Good Friday commemorates Christ's crucifixion; as such, Georgians sometimes refer to it as Red Friday. Boiling and painting eggs red to represent Jesus' blood, the eggs are put on green wheatgrass on Palm Sunday. They begin growing the grass a week in advance as a sign of new life, resurrection, and eternity. They also make a type of Easter cake known as paska. A ceremony commemorating Jesus' departure from the crucifixion is held at churches. When reading about Jesus' death and burial, an icon picturing Christ's body is removed from a cross, covered in a white cloth, and hidden.

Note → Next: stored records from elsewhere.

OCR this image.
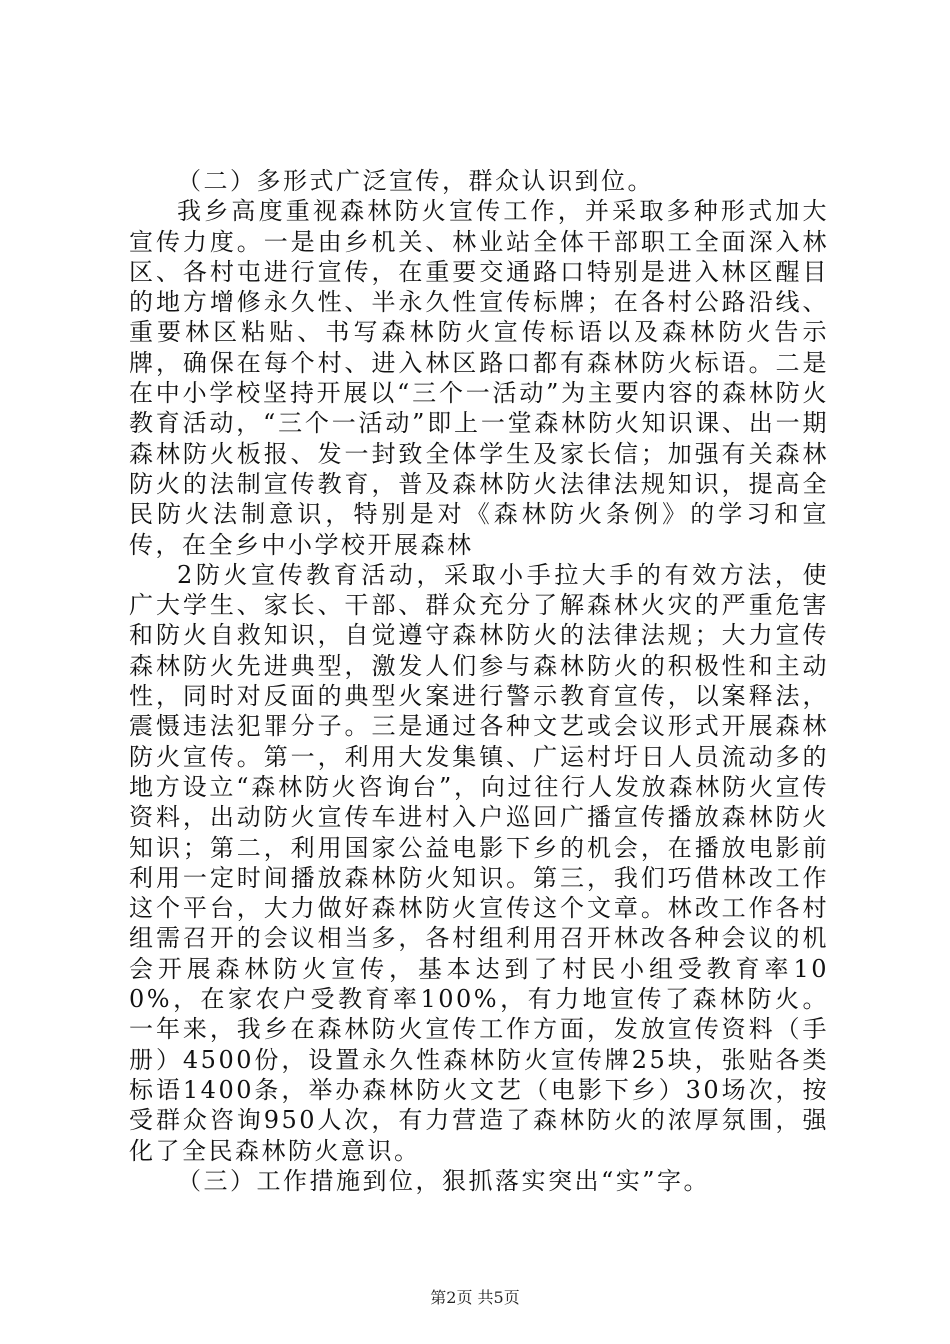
（二）多形式广泛宣传，群众认识到位。

我乡高度重视森林防火宣传工作，并采取多种形式加大宣传力度。一是由乡机关、林业站全体干部职工全面深入林区、各村屯进行宣传，在重要交通路口特别是进入林区醒目的地方增修永久性、半永久性宣传标牌；在各村公路沿线、重要林区粘贴、书写森林防火宣传标语以及森林防火告示牌，确保在每个村、进入林区路口都有森林防火标语。二是在中小学校坚持开展以“三个一活动”为主要内容的森林防火教育活动，“三个一活动”即上一堂森林防火知识课、出一期森林防火板报、发一封致全体学生及家长信；加强有关森林防火的法制宣传教育，普及森林防火法律法规知识，提高全民防火法制意识，特别是对《森林防火条例》的学习和宣传，在全乡中小学校开展森林

2防火宣传教育活动，采取小手拉大手的有效方法，使广大学生、家长、干部、群众充分了解森林火灾的严重危害和防火自救知识，自觉遵守森林防火的法律法规；大力宣传森林防火先进典型，激发人们参与森林防火的积极性和主动性，同时对反面的典型火案进行警示教育宣传，以案释法，震慑违法犯罪分子。三是通过各种文艺或会议形式开展森林防火宣传。第一，利用大发集镇、广运村圩日人员流动多的地方设立“森林防火咨询台”，向过往行人发放森林防火宣传资料，出动防火宣传车进村入户巡回广播宣传播放森林防火知识；第二，利用国家公益电影下乡的机会，在播放电影前利用一定时间播放森林防火知识。第三，我们巧借林改工作这个平台，大力做好森林防火宣传这个文章。林改工作各村组需召开的会议相当多，各村组利用召开林改各种会议的机会开展森林防火宣传，基本达到了村民小组受教育率100%，在家农户受教育率100%，有力地宣传了森林防火。一年来，我乡在森林防火宣传工作方面，发放宣传资料（手册）4500份，设置永久性森林防火宣传牌25块，张贴各类标语1400条，举办森林防火文艺（电影下乡）30场次，按受群众咨询950人次，有力营造了森林防火的浓厚氛围，强化了全民森林防火意识。

（三）工作措施到位，狠抓落实突出“实”字。

第2页 共5页
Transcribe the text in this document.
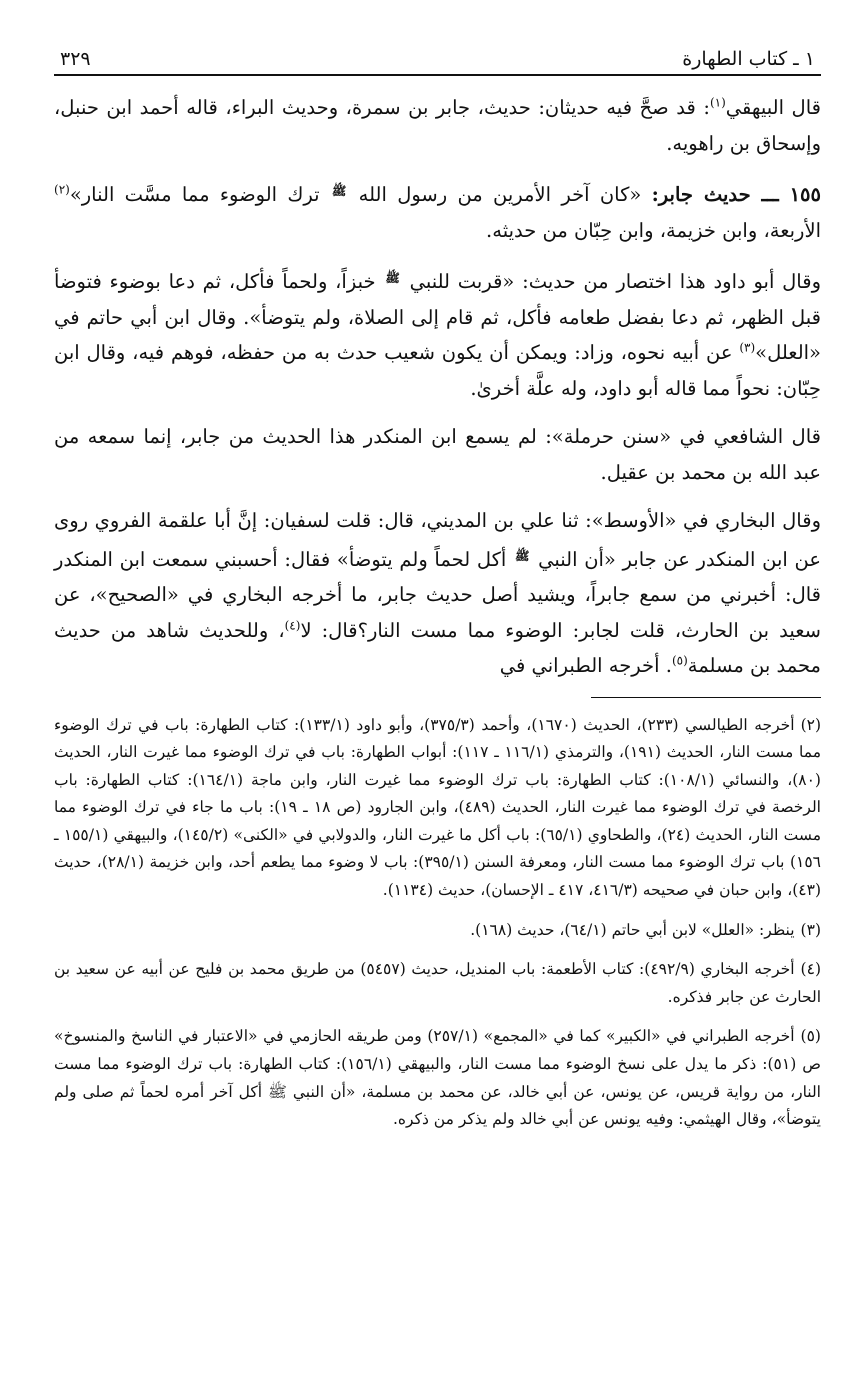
١ ـ كتاب الطهارة
٣٢٩

قال البيهقي$^{(١)}$: قد صحَّ فيه حديثان: حديث، جابر بن سمرة، وحديث البراء، قاله أحمد ابن حنبل، وإسحاق بن راهويه.

١٥٥ ـــ حديث جابر: «كان آخر الأمرين من رسول الله ﷺ ترك الوضوء مما مسَّت النار»$^{(٢)}$ الأربعة، وابن خزيمة، وابن حِبّان من حديثه.

وقال أبو داود هذا اختصار من حديث: «قربت للنبي ﷺ خبزاً، ولحماً فأكل، ثم دعا بوضوء فتوضأ قبل الظهر، ثم دعا بفضل طعامه فأكل، ثم قام إلى الصلاة، ولم يتوضأ». وقال ابن أبي حاتم في «العلل»$^{(٣)}$ عن أبيه نحوه، وزاد: ويمكن أن يكون شعيب حدث به من حفظه، فوهم فيه، وقال ابن حِبّان: نحواً مما قاله أبو داود، وله علَّة أخرىٰ.

قال الشافعي في «سنن حرملة»: لم يسمع ابن المنكدر هذا الحديث من جابر، إنما سمعه من عبد الله بن محمد بن عقيل.

وقال البخاري في «الأوسط»: ثنا علي بن المديني، قال: قلت لسفيان: إنَّ أبا علقمة الفروي روى عن ابن المنكدر عن جابر «أن النبي ﷺ أكل لحماً ولم يتوضأ» فقال: أحسبني سمعت ابن المنكدر قال: أخبرني من سمع جابراً، ويشيد أصل حديث جابر، ما أخرجه البخاري في «الصحيح»، عن سعيد بن الحارث، قلت لجابر: الوضوء مما مست النار؟قال: لا$^{(٤)}$، وللحديث شاهد من حديث محمد بن مسلمة$^{(٥)}$. أخرجه الطبراني في

(٢)أخرجه الطيالسي (٢٣٣)، الحديث (١٦٧٠)، وأحمد (٣٧٥/٣)، وأبو داود (١٣٣/١): كتاب الطهارة: باب في ترك الوضوء مما مست النار، الحديث (١٩١)، والترمذي (١١٦/١ ـ ١١٧): أبواب الطهارة: باب في ترك الوضوء مما غيرت النار، الحديث (٨٠)، والنسائي (١٠٨/١): كتاب الطهارة: باب ترك الوضوء مما غيرت النار، وابن ماجة (١٦٤/١): كتاب الطهارة: باب الرخصة في ترك الوضوء مما غيرت النار، الحديث (٤٨٩)، وابن الجارود (ص ١٨ ـ ١٩): باب ما جاء في ترك الوضوء مما مست النار، الحديث (٢٤)، والطحاوي (٦٥/١): باب أكل ما غيرت النار، والدولابي في «الكنى» (١٤٥/٢)، والبيهقي (١٥٥/١ ـ ١٥٦) باب ترك الوضوء مما مست النار، ومعرفة السنن (٣٩٥/١): باب لا وضوء مما يطعم أحد، وابن خزيمة (٢٨/١)، حديث (٤٣)، وابن حبان في صحيحه (٤١٦/٣، ٤١٧ ـ الإحسان)، حديث (١١٣٤).

(٣)ينظر: «العلل» لابن أبي حاتم (٦٤/١)، حديث (١٦٨).

(٤)أخرجه البخاري (٤٩٢/٩): كتاب الأطعمة: باب المنديل، حديث (٥٤٥٧) من طريق محمد بن فليح عن أبيه عن سعيد بن الحارث عن جابر فذكره.

(٥)أخرجه الطبراني في «الكبير» كما في «المجمع» (٢٥٧/١) ومن طريقه الحازمي في «الاعتبار في الناسخ والمنسوخ» ص (٥١): ذكر ما يدل على نسخ الوضوء مما مست النار، والبيهقي (١٥٦/١): كتاب الطهارة: باب ترك الوضوء مما مست النار، من رواية قريس، عن يونس، عن أبي خالد، عن محمد بن مسلمة، «أن النبي ﷺ أكل آخر أمره لحماً ثم صلى ولم يتوضأ»، وقال الهيثمي: وفيه يونس عن أبي خالد ولم يذكر من ذكره.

They take the eggs and Georgian Easter cake to churches to be blessed on Holy Saturday

evening. On Saturday evening, the most devout parishioners congregate to spend the night praying and anticipating Jesus' resurrection on Sunday morning. A unique wailing service is held in churches. At the same time, people await the coming of the Holy Fire, which appears miraculously each year in the symbolic tomb of Jesus at Jerusalem's Church of the Holy Sepulchre. The fire is then flown to Orthodox countries such as Greece, Georgia, Romania, Ukraine, and Russia, where church and state authorities welcome it.

Easter Sunday begins with chants of "Christ has risen!" followed by "He has risen truly!" For good luck, paska bread is eaten, and eggs are cracked. In a particular game, each player chooses an egg and begins tapping it on their opponent's egg. The person whose egg cracks first loses, and the person with the fewest cracked eggs at the end of the game wins.

Georgians pay their respects to the departed by visiting relatives' graves the following Monday. (Some people do this on Easter Sunday as well.) People light candles and place red Easter eggs on the grave. During the toasts in honour of the departed, a tiny bit of the wine is poured onto the tombs to "clink" glasses with the deceased. Meat meals, desserts, khachapuri bread, and pastries are widespread. People in Georgia celebrate Easter as a sign of resurrection and eternal life, thinking they will be reunited with their families in the afterlife.